Wednesday, February 04, 2009

Please liberate me, Truth

I feel exhausted. Work is extremely busy, non-stop, and challenging. I don't know when I will be resting completely again. I had a great time spent with family during Chinese New Year, first time celebrating it since I left KL and studied in NZ. I was rostered to work on the first and second day of cny, therefore my parents and brother came to Singapore to accompany me. It makes so much difference with family around even working during festive season, at least I feel their love and support, and don't feel so lonely as compared to last year when I worked in Te Anau. I had 4 days break after that and went back to Kuala Lumpur, home sweet home. Had lots of food all the way from Singapore to KL such as Yu Sheng, steamed fish, cereal prawns, hotpot, mee suah, fishball noodles at Yong Peng, barley dessert and otak-otak at Muar, new year cookies... It was great to be able to meet up with some friends from high school, and visited art teacher's house. Gathering of art society's ex-committee members was awesome and bring back a lot of memories.

Sometimes I just need to constantly reminding myself of who I am, or else I will easily being caught up at work and become a zombie, a slave. Sometimes I get very miserable of being stuck here to work for a living, because I love freedom, travelling and search meaning for life. I have so many questions and trying to find the reason to be happy each day. Life is real, it is fallen, it is cruel. You cannot deny that there are many people who are struggling each day just to survive, they might be battling their illnesses and pains, they might be trying to feed and educate their kids, they might be looking after their sick loved ones. The hospital is the best mirror of reality. It reminds me of our fragile, temporal life, it reminds me of inescapable suffering, illness and pain, it reminds me of an imperfect, fallen world.

What’s the point that you yourself are happily enjoying the luxuries, while others are suffering in pain and struggling to get food to survive? How can you say that this life is wonderful, that you have a perfect family and well-paid job but others are groaning in pain lying in the hospital? Unless you avoid it at all, but there is a disturbing voice in your heart reminding you that perhaps one day you or your loved ones will be like that as well. I tried to escape from the thought at all, pretend that it’s none of my business, because that’s the way life is, for others at least. Yet I feel guilty about it, guilty that I am so selfish, and foolish thinking in such way.

I learnt that there is only one reason I can feel justified to rejoice in, it is hope. Not just any vain hope in a better lifestyle, better next vacation, healthy body, being in love, being with family… because these ‘hopes’ can disappear, just because this world is cursed and imperfect. Only the hope which found in the ultimate Truth can quench my longing for happiness. The hope of promise brought by Jesus from dying on the cross, that I will no longer be enslaved by sin, sinful nature, sinful world, and fallen world as a consequence of sin. The hope that one day I will be free from sinning, suffering, pain, hurt, and disappointment. The hope that one day all my longings will be fulfilled, that the kingdom will come where justice and mercy equally important.

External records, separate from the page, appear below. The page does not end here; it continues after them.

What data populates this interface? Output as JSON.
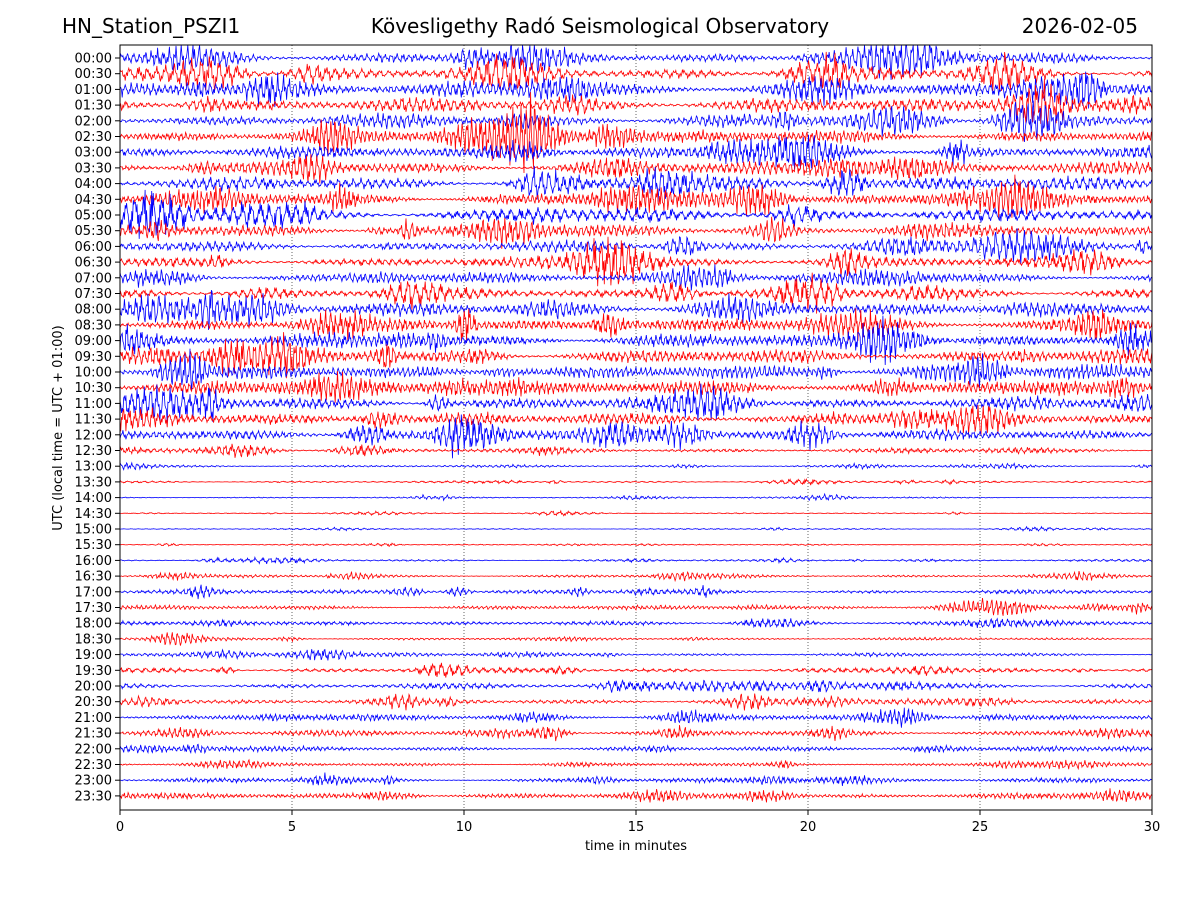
{
  "header": {
    "station": "HN_Station_PSZI1",
    "observatory": "Kövesligethy Radó Seismological Observatory",
    "date": "2026-02-05"
  },
  "chart_data": {
    "type": "line",
    "title": "Kövesligethy Radó Seismological Observatory",
    "xlabel": "time in minutes",
    "ylabel": "UTC (local time = UTC + 01:00)",
    "xlim": [
      0,
      30
    ],
    "xticks": [
      "0",
      "5",
      "10",
      "15",
      "20",
      "25",
      "30"
    ],
    "grid": "vertical dotted at x ticks",
    "row_labels": [
      "00:00",
      "00:30",
      "01:00",
      "01:30",
      "02:00",
      "02:30",
      "03:00",
      "03:30",
      "04:00",
      "04:30",
      "05:00",
      "05:30",
      "06:00",
      "06:30",
      "07:00",
      "07:30",
      "08:00",
      "08:30",
      "09:00",
      "09:30",
      "10:00",
      "10:30",
      "11:00",
      "11:30",
      "12:00",
      "12:30",
      "13:00",
      "13:30",
      "14:00",
      "14:30",
      "15:00",
      "15:30",
      "16:00",
      "16:30",
      "17:00",
      "17:30",
      "18:00",
      "18:30",
      "19:00",
      "19:30",
      "20:00",
      "20:30",
      "21:00",
      "21:30",
      "22:00",
      "22:30",
      "23:00",
      "23:30"
    ],
    "series_colors": [
      "#0000ff",
      "#ff0000"
    ],
    "relative_amplitude_by_row": [
      0.55,
      0.6,
      0.62,
      0.62,
      0.6,
      0.58,
      0.55,
      0.55,
      0.58,
      0.6,
      0.58,
      0.52,
      0.48,
      0.45,
      0.42,
      0.5,
      0.55,
      0.6,
      0.62,
      0.62,
      0.6,
      0.58,
      0.55,
      0.5,
      0.45,
      0.22,
      0.12,
      0.1,
      0.07,
      0.05,
      0.05,
      0.06,
      0.1,
      0.14,
      0.2,
      0.2,
      0.18,
      0.12,
      0.16,
      0.22,
      0.25,
      0.26,
      0.27,
      0.26,
      0.2,
      0.16,
      0.2,
      0.25
    ]
  }
}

The hope that God with full of love and wisdom will rule the world, my heart and soul and completely rest! What a luxury!

Yes I agree that I have no idea what God has in store for me, and at times I have no patience with Him and I asked for something else lesser. Of course I wished I do not have to work, or work at a better place with nicer people and lesser workload. But if this challenging job at the moment can be used by God to shape my character so that I could receive more of His blessing, why not? Ok, I feel content at the moment, I do. There is nothing more I need to ask for, just hope that I will always remember who He is and where my focus is.